Cette liberté, l'homme d'aujourd'hui semble pouvoir l’appréhender et l’exploiter plus que jamais. Non pas comme levée systématique des contraintes, licence, mais comme capacité dynamique de s’interroger, de se questionner, de rentrer en histoire personnelle et d’y formuler un projet qui s’articule avec une histoire collective. L’homme moderne est de plus en plus convaincu que sa vie propre, celle de sa famille, celle du groupe humain auquel il se mêle, dépendent moins des autorités et des règles auxquelles il attribuait jadis la totalité de la gestion, que de lui même, de son comportement, de son initiative, de sa générosité, bref de toutes ces qualités humaines qu'on ne peut étrangler dans des règles qu'il a la liberté d'adapter nécessairement à l'encadrement des comportements sociaux. D'où viennent ces règles, d'où vient ce désir permanent de justice, sinon du refus de ce qu'on reçoit comme injuste.

 

Gérard LEROY

 

  • (1) Emmanuel Kant, Critique de la raison pure, Préface de la seconde édition, Nathan
  • (2) Alors que Kant reconnaissait dans la morale l’expression de la liberté, Nietzsche en dénonce la tyrannie.
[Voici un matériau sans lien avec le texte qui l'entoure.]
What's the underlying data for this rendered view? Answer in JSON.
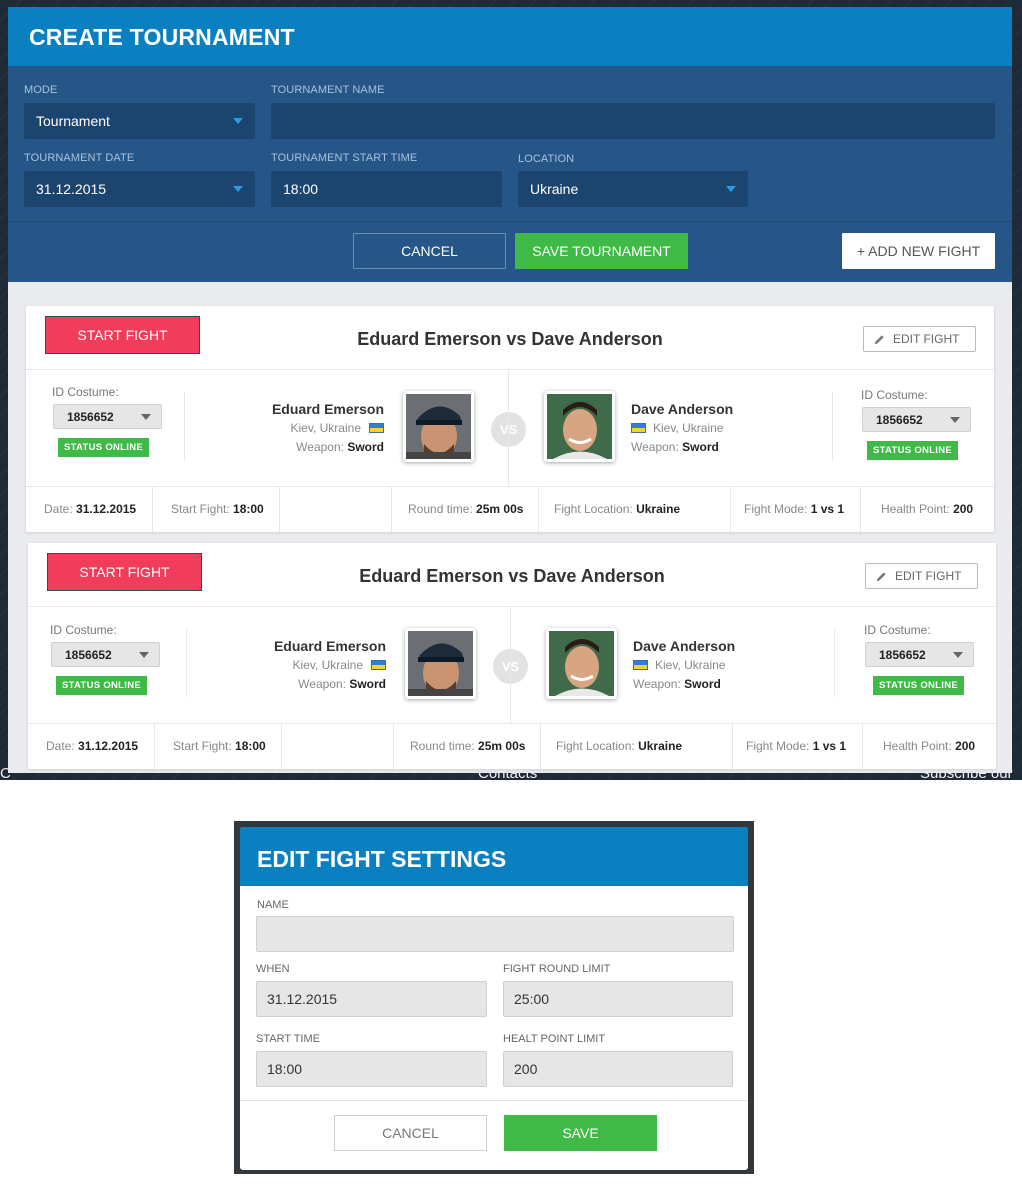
{
  "background": {
    "contacts_text": "Contacts",
    "subscribe_text": "Subscribe our",
    "left_fragment": "C"
  },
  "create_tournament": {
    "title": "CREATE TOURNAMENT",
    "fields": {
      "mode": {
        "label": "MODE",
        "value": "Tournament"
      },
      "name": {
        "label": "TOURNAMENT NAME",
        "value": ""
      },
      "date": {
        "label": "TOURNAMENT DATE",
        "value": "31.12.2015"
      },
      "start_time": {
        "label": "TOURNAMENT START TIME",
        "value": "18:00"
      },
      "location": {
        "label": "LOCATION",
        "value": "Ukraine"
      }
    },
    "buttons": {
      "cancel": "CANCEL",
      "save": "SAVE TOURNAMENT",
      "add_fight": "+ ADD NEW FIGHT"
    },
    "colors": {
      "header": "#0a80c1",
      "form_bg": "#255687",
      "input_bg": "#1b456f",
      "save_green": "#3fba47",
      "start_red": "#f23c5c"
    }
  },
  "fights": [
    {
      "start_button": "START FIGHT",
      "title": "Eduard Emerson vs Dave Anderson",
      "edit_button": "EDIT FIGHT",
      "left": {
        "id_label": "ID Costume:",
        "id_value": "1856652",
        "status": "STATUS ONLINE",
        "name": "Eduard Emerson",
        "location": "Kiev, Ukraine",
        "weapon_label": "Weapon:",
        "weapon": "Sword",
        "avatar_icon": "fighter-cap-portrait"
      },
      "vs": "VS",
      "right": {
        "id_label": "ID Costume:",
        "id_value": "1856652",
        "status": "STATUS ONLINE",
        "name": "Dave Anderson",
        "location": "Kiev, Ukraine",
        "weapon_label": "Weapon:",
        "weapon": "Sword",
        "avatar_icon": "fighter-portrait"
      },
      "footer": {
        "date_label": "Date:",
        "date": "31.12.2015",
        "start_label": "Start Fight:",
        "start": "18:00",
        "round_label": "Round time:",
        "round": "25m 00s",
        "location_label": "Fight Location:",
        "location": "Ukraine",
        "mode_label": "Fight Mode:",
        "mode": "1 vs 1",
        "health_label": "Health Point:",
        "health": "200"
      }
    },
    {
      "start_button": "START FIGHT",
      "title": "Eduard Emerson vs Dave Anderson",
      "edit_button": "EDIT FIGHT",
      "left": {
        "id_label": "ID Costume:",
        "id_value": "1856652",
        "status": "STATUS ONLINE",
        "name": "Eduard Emerson",
        "location": "Kiev, Ukraine",
        "weapon_label": "Weapon:",
        "weapon": "Sword",
        "avatar_icon": "fighter-cap-portrait"
      },
      "vs": "VS",
      "right": {
        "id_label": "ID Costume:",
        "id_value": "1856652",
        "status": "STATUS ONLINE",
        "name": "Dave Anderson",
        "location": "Kiev, Ukraine",
        "weapon_label": "Weapon:",
        "weapon": "Sword",
        "avatar_icon": "fighter-portrait"
      },
      "footer": {
        "date_label": "Date:",
        "date": "31.12.2015",
        "start_label": "Start Fight:",
        "start": "18:00",
        "round_label": "Round time:",
        "round": "25m 00s",
        "location_label": "Fight Location:",
        "location": "Ukraine",
        "mode_label": "Fight Mode:",
        "mode": "1 vs 1",
        "health_label": "Health Point:",
        "health": "200"
      }
    }
  ],
  "edit_fight": {
    "title": "EDIT FIGHT SETTINGS",
    "fields": {
      "name": {
        "label": "NAME",
        "value": ""
      },
      "when": {
        "label": "WHEN",
        "value": "31.12.2015"
      },
      "round_limit": {
        "label": "FIGHT ROUND LIMIT",
        "value": "25:00"
      },
      "start_time": {
        "label": "START TIME",
        "value": "18:00"
      },
      "health_limit": {
        "label": "HEALT POINT LIMIT",
        "value": "200"
      }
    },
    "buttons": {
      "cancel": "CANCEL",
      "save": "SAVE"
    }
  }
}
Il faut reconnaître que la doctrine du péché originel de saint Augustin exerça sur les esprits une contrainte qu’on a du mal à évaluer. Pourtant Jésus n’en a jamais parlé. Les Juifs n’ont guère accordé d’importance à l’histoire des premiers hommes, surtout en regard de l’histoire de l’Exode. Les musulmans eux-mêmes ne reconnaissent pas le péché originel. Les chrétiens ont fait une fixation sur le péché originel, à partir d’écrits qui ne constituent pas le cœur du Nouveau Testament puisqu’ils sont de saint Paul. Il y aurait un renversement à effectuer, pour lire les épîtres à partir des Évangiles, au lieu du contraire actuel. Je note qu’en renonçant à la notion de “peuple déicide” à propos des Juifs, si marquée par le IVe Concile de Latran en 1215, Vatican II refuse la culpabilité héréditaire quand il s’agit des Juifs. De même ne devrait-on pas remettre en question la doctrine du péché originel qui déclarait tous les hommes “coupables” en raison de la faute commise par Adam et Ève condamnant les hommes à l’enfer, ce qu’on ne lit nulle part dans la Genèse.
  • (3) Aristote, Métaphysique, V, 1. Les sciences théorétiques, dans la classification d’Aristote, sont celles de l’observation (theoria, theoria, spectateur de théâtre qui regarde bien). Elles comprennent les mathématiques, la physique, la théologie, l’ontologie, et parfois, pour certains, la logique (Organon), comme science au service des sciences. Elles sont d’ordre contemplatif, intellectuel, spéculatif, apodictique, et visent à découvrir la forme, la matière, l’acte.
  • (4) Aristote, Éthique à Nicomaque, II, 2, 1103b.
  • (5) cf. l'article de Paul Ricœur, Avant la loi morale : l’éthique, Encyclopedia Universalis.
  • (6) c’est au dynamisme du procès éthique que je suis attentif en parlant de visée éthique, tandis que la “démarche éthique” se rapporte plutôt à la délibération qui précède l’agir.
  • (7) “L’homme heureux a besoin d’amis”. cf. Aristote, Éthique à Nicomaque.